The discontinuation has transformed Superstitious from fragrance to collectible, which serves neither the scent nor potential wearers particularly well. It's become more myth than reality, priced out of reasonable consideration for all but the most dedicated collectors or those with substantial fragrance budgets. The community consensus suggests that while Superstitious deserves recognition, the practical barriers to ownership make it more interesting as a conversation piece than a genuine recommendation.
How It Compares
The similar fragrances list reads like a greatest hits of modern luxury perfumery: Portrait of a Lady and Promise (both Frederic Malle), Memoir Woman (Amouage), Black Orchid (Tom Ford), and Baccarat Rouge 540 (Maison Francis Kurkdjian). These comparisons place Superstitious firmly in the ambitious, uncompromising luxury category—perfumes that prioritize artistry over accessibility.
Against Portrait of a Lady's rose-patchouli intensity or Baccarat Rouge 540's viral status, Superstitious occupies quieter territory. It lacks the immediate impact that made those fragrances cultural phenomena, which perhaps explains why it was discontinued while they thrive. In the Frederic Malle lineup specifically, it represents a more restrained aesthetic, less immediately dramatic than its siblings.
The Bottom Line
Superstitious presents a contemporary fragrance dilemma: How do we evaluate something whose rarity has overtaken its actual character? At 3.93/5, this is a good fragrance, not a transcendent one.
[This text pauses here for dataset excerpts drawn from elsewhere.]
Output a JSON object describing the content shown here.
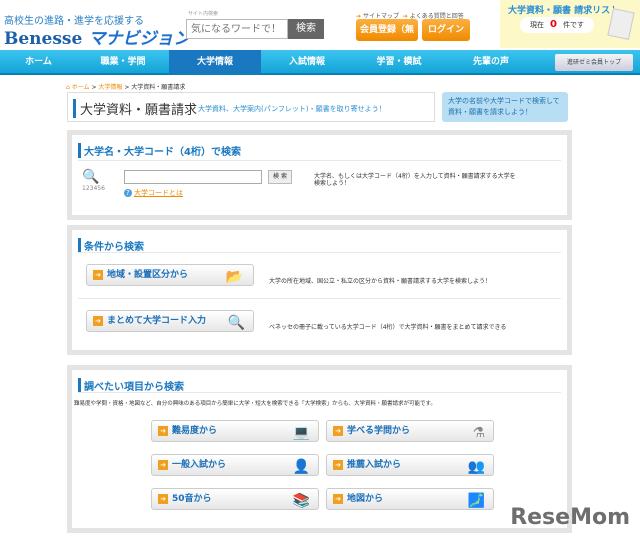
{
  "header": {
    "tagline": "高校生の進路・進学を応援する",
    "brand": "Benesse",
    "brand_sub": "マナビジョン",
    "search_label": "サイト内検索",
    "search_placeholder": "気になるワードで！",
    "search_button": "検索",
    "sitemap": "サイトマップ",
    "faq": "よくある質問と回答",
    "register": "会員登録（無料）",
    "login": "ログイン",
    "request_list_title": "大学資料・願書 請求リスト",
    "count_prefix": "現在",
    "count": "0",
    "count_suffix": "件です"
  },
  "nav": {
    "items": [
      "ホーム",
      "職業・学問",
      "大学情報",
      "入試情報",
      "学習・模試",
      "先輩の声"
    ],
    "member_top": "進研ゼミ会員トップ"
  },
  "breadcrumb": [
    "ホーム",
    "大学情報",
    "大学資料・願書請求"
  ],
  "title": {
    "heading": "大学資料・願書請求",
    "subtitle": "大学資料、大学案内(パンフレット)・願書を取り寄せよう！",
    "bubble": "大学の名前や大学コードで検索して資料・願書を請求しよう！"
  },
  "section1": {
    "heading": "大学名・大学コード（4桁）で検索",
    "input_value": "",
    "search_button": "検 索",
    "help_link": "大学コードとは",
    "desc": "大学名、もしくは大学コード（4桁）を入力して資料・願書請求する大学を",
    "desc2": "検索しよう！",
    "icon_digits": "123456"
  },
  "section2": {
    "heading": "条件から検索",
    "items": [
      {
        "label": "地域・設置区分から",
        "desc": "大学の所在地域、国公立・私立の区分から資料・願書請求する大学を検索しよう！"
      },
      {
        "label": "まとめて大学コード入力",
        "desc": "ベネッセの冊子に載っている大学コード（4桁）で大学資料・願書をまとめて請求できる"
      }
    ]
  },
  "section3": {
    "heading": "調べたい項目から検索",
    "desc": "難易度や学問・資格・地図など、自分の興味のある項目から簡単に大学・短大を検索できる「大学検索」からも、大学資料・願書請求が可能です。",
    "buttons": [
      "難易度から",
      "学べる学問から",
      "一般入試から",
      "推薦入試から",
      "50音から",
      "地図から"
    ]
  },
  "watermark": "ReseMom"
}
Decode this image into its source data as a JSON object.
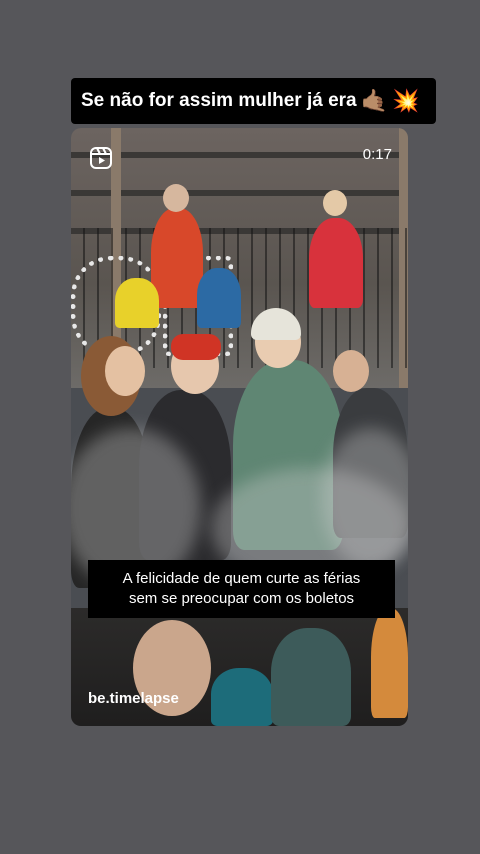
{
  "story": {
    "caption": "Se não for assim mulher já era",
    "caption_emojis": [
      "🤙🏽",
      "💥"
    ]
  },
  "reel": {
    "duration": "0:17",
    "subtitle_line1": "A felicidade de quem curte as férias",
    "subtitle_line2": "sem se preocupar com os boletos",
    "author_handle": "be.timelapse",
    "icon": "reels-icon"
  },
  "colors": {
    "background": "#56565a",
    "caption_bg": "#000000",
    "text": "#ffffff"
  }
}
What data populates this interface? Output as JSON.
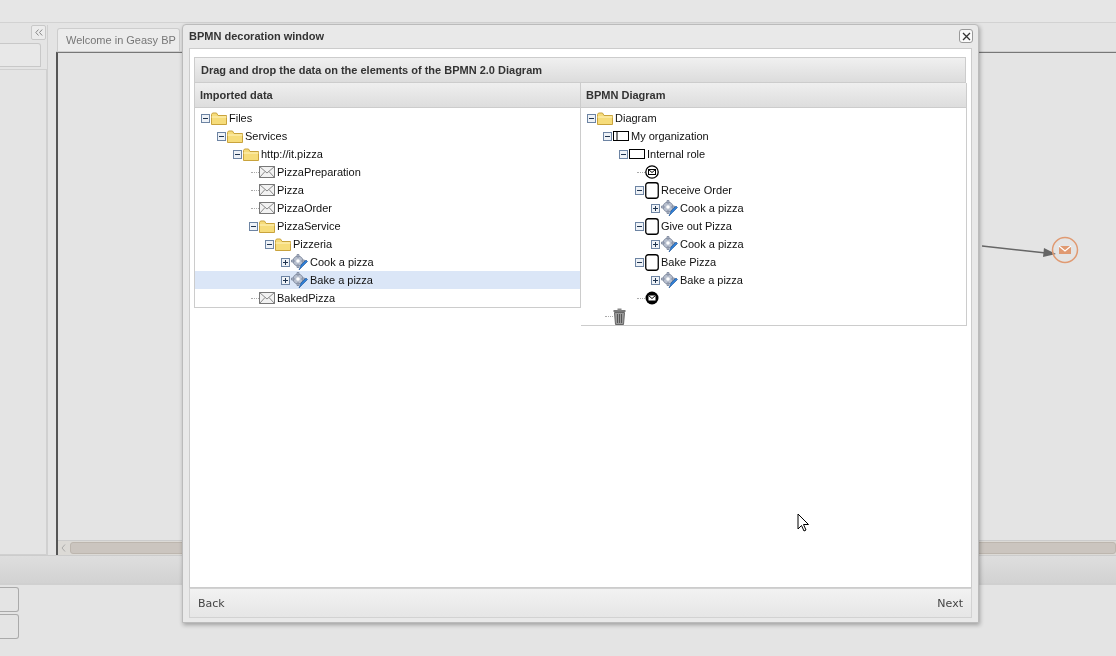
{
  "background_app": {
    "tab": {
      "label": "Welcome in Geasy BP",
      "selected": true
    }
  },
  "window": {
    "title": "BPMN decoration window"
  },
  "instruction": "Drag and drop the data on the elements of the BPMN 2.0 Diagram",
  "imported_panel": {
    "title": "Imported data",
    "tree": [
      {
        "label": "Files",
        "kind": "folder",
        "expanded": true,
        "selected": false,
        "children": [
          {
            "label": "Services",
            "kind": "folder",
            "expanded": true,
            "selected": false,
            "children": [
              {
                "label": "http://it.pizza",
                "kind": "folder",
                "expanded": true,
                "selected": false,
                "children": [
                  {
                    "label": "PizzaPreparation",
                    "kind": "message",
                    "selected": false
                  },
                  {
                    "label": "Pizza",
                    "kind": "message",
                    "selected": false
                  },
                  {
                    "label": "PizzaOrder",
                    "kind": "message",
                    "selected": false
                  },
                  {
                    "label": "PizzaService",
                    "kind": "folder",
                    "expanded": true,
                    "selected": false,
                    "children": [
                      {
                        "label": "Pizzeria",
                        "kind": "folder",
                        "expanded": true,
                        "selected": false,
                        "children": [
                          {
                            "label": "Cook a pizza",
                            "kind": "service",
                            "expanded": false,
                            "selected": false
                          },
                          {
                            "label": "Bake a pizza",
                            "kind": "service",
                            "expanded": false,
                            "selected": true
                          }
                        ]
                      }
                    ]
                  },
                  {
                    "label": "BakedPizza",
                    "kind": "message",
                    "selected": false
                  }
                ]
              }
            ]
          }
        ]
      }
    ]
  },
  "diagram_panel": {
    "title": "BPMN Diagram",
    "tree": [
      {
        "label": "Diagram",
        "kind": "folder",
        "expanded": true,
        "selected": false,
        "children": [
          {
            "label": "My organization",
            "kind": "pool",
            "expanded": true,
            "selected": false,
            "children": [
              {
                "label": "Internal role",
                "kind": "lane",
                "expanded": true,
                "selected": false,
                "children": [
                  {
                    "kind": "start-event",
                    "selected": false
                  },
                  {
                    "label": "Receive Order",
                    "kind": "task",
                    "expanded": true,
                    "selected": false,
                    "children": [
                      {
                        "label": "Cook a pizza",
                        "kind": "service",
                        "expanded": false,
                        "selected": false
                      }
                    ]
                  },
                  {
                    "label": "Give out Pizza",
                    "kind": "task",
                    "expanded": true,
                    "selected": false,
                    "children": [
                      {
                        "label": "Cook a pizza",
                        "kind": "service",
                        "expanded": false,
                        "selected": false
                      }
                    ]
                  },
                  {
                    "label": "Bake Pizza",
                    "kind": "task",
                    "expanded": true,
                    "selected": false,
                    "children": [
                      {
                        "label": "Bake a pizza",
                        "kind": "service",
                        "expanded": false,
                        "selected": false
                      }
                    ]
                  },
                  {
                    "kind": "end-event",
                    "selected": false
                  }
                ]
              }
            ]
          },
          {
            "kind": "trash",
            "selected": false
          }
        ]
      }
    ]
  },
  "footer": {
    "back": "Back",
    "next": "Next"
  }
}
The aldehydic-amber construction showcases sophisticated perfumery, and for those who encounter it, there's genuine pleasure in its vintage-modern balance.
But honesty demands acknowledging the gap between quality and value. At $600+ on the secondary market with reported longevity issues, Superstitious becomes nearly impossible to recommend except to collectors completing Malle collections or those for whom price is genuinely no object. The discontinuation has created artificial scarcity around a fragrance that, while lovely, didn't achieve the commercial or critical mass of Malle's masterpieces.
If you find it at retail price or below, it's worth exploring—a well-executed aldehydic amber that deserves its cult following. But chasing it at inflated secondary market prices means paying for the ghost of a fragrance rather than the fragrance itself. Sometimes the most superstitious thing we can do is believe that scarcity equals superiority. Superstitious the perfume is better than that mythology, but perhaps not quite worth the legend it's becoming.